Alfred Thomas

Personal information
- Nationality: British (Welsh)
- Born: 21 September 1899 Wales
- Died: unknown

Sport
- Sport: Lawn bowls
- Club: Dafen Bowls Club

Medal record
Representing Wales
National Championships
| Gold medal – first place | 1937 | singles |
| Gold medal – first place | 1950 | Singles |
| Gold medal – first place | 1947 | fours |

= Alfred Thomas (bowls) =

Welsh lawn bowler

Alfred Thomas also known as Fred Thomas (21 September 1899 - date of death unknown), was a Welsh international lawn bowler who competed at the British Empire and Commonwealth Games (now Commonwealth Games).

== Biography ==
Thomas was a farmer, butcher and cattle dealer by trade and lived at Pwllbach Farm in Dafen, Carmarthenshire and was a member of the Dafen Bowls Club, near Llanelli.

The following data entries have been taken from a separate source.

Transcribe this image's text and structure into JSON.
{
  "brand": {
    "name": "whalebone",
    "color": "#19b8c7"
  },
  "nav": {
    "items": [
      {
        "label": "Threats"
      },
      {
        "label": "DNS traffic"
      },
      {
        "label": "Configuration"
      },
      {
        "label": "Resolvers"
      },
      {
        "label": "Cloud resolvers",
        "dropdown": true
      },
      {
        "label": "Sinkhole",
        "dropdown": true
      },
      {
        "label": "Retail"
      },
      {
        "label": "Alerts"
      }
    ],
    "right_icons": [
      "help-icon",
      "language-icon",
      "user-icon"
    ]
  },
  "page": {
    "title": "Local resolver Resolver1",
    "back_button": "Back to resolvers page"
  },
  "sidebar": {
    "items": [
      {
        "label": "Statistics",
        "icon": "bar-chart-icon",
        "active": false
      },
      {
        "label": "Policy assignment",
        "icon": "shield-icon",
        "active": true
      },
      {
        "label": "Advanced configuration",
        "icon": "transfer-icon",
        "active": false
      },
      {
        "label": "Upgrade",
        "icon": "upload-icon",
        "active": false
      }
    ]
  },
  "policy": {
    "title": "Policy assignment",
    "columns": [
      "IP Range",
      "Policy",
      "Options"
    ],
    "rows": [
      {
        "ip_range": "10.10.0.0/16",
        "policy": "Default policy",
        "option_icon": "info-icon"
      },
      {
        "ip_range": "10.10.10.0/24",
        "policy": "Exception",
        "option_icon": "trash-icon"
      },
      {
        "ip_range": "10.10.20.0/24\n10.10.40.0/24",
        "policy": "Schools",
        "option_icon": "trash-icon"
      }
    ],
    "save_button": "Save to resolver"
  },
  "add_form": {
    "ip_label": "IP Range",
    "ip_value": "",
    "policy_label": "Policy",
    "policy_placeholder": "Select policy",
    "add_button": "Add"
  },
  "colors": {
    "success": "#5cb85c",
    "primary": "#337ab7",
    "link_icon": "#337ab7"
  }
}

He made his Welsh international debut in 1946.

Thomas represented the 1954 Welsh team at the 1954 British Empire and Commonwealth Games in Vancouver, Canada in both the fours/rinks event with Robert Devonald, Obadiah Hopkins and Ivor Thomas (as skip) and the singles event, where he finished in fifth place.

Thomas was a three-times champion of Wales having won the singles in 1937 and 1950 and fours in 1947.